Bennett’s proposal, as outlined in the press, appears to duck the issue of how much ERCOT might pay for the reserve power and the terms and conditions under his alternative. As a practical matter, it appears Bennett’s plan could amount to a capacity market by another name.

Capacity Market or Bust?

Generators have promoted the idea of a classic capacity market, as implemented in PJM, NYISO, and ISO-NE. Exelon’s John Orr told the Dallas Business Journal, “I need to be sent a signal and have a reasonable expectation of what I’m going to get or I won’t drop a dollar here. You have to think what you’re competing against. It’s a world market for money and it’s certainly a national market for money. And every other place is willing to pay you, but not here. You’re gambling here if you’re an investor.”

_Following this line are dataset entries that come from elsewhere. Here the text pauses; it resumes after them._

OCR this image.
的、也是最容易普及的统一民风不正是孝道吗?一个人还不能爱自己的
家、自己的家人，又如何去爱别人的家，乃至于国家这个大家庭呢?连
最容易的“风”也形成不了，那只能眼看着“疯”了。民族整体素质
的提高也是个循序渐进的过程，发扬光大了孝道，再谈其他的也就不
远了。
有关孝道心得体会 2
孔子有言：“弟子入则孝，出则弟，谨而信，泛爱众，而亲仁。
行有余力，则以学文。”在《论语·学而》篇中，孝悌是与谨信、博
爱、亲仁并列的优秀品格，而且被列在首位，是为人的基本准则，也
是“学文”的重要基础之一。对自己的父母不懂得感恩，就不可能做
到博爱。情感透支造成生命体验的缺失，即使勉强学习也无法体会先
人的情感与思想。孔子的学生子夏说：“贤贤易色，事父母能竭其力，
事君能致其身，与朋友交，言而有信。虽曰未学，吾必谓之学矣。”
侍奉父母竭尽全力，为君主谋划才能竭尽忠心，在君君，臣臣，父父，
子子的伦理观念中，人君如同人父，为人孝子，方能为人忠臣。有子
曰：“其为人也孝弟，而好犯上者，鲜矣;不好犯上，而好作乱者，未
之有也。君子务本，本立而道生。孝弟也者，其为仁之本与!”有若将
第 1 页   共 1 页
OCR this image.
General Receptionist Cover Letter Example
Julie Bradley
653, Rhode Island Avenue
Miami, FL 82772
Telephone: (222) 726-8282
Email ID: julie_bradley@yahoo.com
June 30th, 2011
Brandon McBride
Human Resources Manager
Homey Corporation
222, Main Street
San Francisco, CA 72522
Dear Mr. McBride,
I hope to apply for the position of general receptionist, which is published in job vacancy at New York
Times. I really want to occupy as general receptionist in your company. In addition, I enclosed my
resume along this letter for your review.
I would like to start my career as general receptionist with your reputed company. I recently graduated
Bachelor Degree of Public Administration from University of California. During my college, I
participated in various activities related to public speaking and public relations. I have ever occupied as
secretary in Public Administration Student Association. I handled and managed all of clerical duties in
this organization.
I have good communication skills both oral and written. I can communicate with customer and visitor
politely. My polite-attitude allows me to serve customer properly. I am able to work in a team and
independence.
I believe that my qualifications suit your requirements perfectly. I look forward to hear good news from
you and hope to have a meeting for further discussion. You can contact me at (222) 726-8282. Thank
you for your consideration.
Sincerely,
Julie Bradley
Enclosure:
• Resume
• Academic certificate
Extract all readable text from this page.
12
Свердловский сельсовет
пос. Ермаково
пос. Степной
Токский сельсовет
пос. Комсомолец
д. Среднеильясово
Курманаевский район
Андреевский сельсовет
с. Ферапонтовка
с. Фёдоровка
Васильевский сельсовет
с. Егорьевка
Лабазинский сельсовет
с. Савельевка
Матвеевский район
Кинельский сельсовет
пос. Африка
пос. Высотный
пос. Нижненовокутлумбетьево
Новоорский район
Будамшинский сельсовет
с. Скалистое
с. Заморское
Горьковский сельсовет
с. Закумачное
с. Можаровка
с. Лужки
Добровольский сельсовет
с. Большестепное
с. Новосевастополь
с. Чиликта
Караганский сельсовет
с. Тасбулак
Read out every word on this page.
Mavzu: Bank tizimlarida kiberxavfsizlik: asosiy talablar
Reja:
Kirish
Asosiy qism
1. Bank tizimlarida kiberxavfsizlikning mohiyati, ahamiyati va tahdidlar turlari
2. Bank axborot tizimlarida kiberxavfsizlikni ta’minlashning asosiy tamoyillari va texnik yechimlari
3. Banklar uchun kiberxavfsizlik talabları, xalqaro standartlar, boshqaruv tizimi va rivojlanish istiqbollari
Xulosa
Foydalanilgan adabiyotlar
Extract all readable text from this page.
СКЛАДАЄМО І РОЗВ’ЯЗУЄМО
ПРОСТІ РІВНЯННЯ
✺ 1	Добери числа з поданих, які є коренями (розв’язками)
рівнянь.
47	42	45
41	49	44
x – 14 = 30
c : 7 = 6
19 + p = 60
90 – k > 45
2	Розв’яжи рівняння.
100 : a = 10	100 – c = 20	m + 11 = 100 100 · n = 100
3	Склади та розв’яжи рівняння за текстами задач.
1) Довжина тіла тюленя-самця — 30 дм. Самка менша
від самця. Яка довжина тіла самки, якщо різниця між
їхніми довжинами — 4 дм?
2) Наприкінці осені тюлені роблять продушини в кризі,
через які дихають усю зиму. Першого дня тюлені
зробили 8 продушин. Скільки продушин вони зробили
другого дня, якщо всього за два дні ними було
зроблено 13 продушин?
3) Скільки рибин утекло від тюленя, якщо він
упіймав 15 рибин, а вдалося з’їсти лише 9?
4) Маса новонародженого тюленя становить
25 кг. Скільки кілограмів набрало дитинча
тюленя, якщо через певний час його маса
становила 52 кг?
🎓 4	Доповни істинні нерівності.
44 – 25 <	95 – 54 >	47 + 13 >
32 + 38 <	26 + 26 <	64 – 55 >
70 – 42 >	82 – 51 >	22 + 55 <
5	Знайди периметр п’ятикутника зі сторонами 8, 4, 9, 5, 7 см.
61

Today, as the issue moves toward a resolution in Texas, the betting is that Nelson and Marty will approve some sort of plan for a Texas capacity market that resembles what exists in the Northeast. UBS utilities analyst Julien Dumoulin-Smith, one of the savviest savants of electricity markets, recently told his clients, in a private analysis obtained by POWER, “We see ERCOT as repositioning itself strategically to make any new capacity market palatable; while clearly on board with the idea in our view, the price ‘must be right.’”

A major indicator will be the release of a report by the consulting firm The Brattle Group, which is imminent as this article is being written. Dumoulin-Smith says the report’s recommendation of a reserve margin for ERCOT could be crucial for the debate on implementing a capacity market for the state; the recommended margin will determine the overall cost of a market. The lower the suggested margin, the less capacity ERCOT will have to buy and the less impact on overall consumer prices. In any case, he says, Texas is moving toward some form of a capacity market for ERCOT. ■

Kennedy Maize is a POWER contributing editor.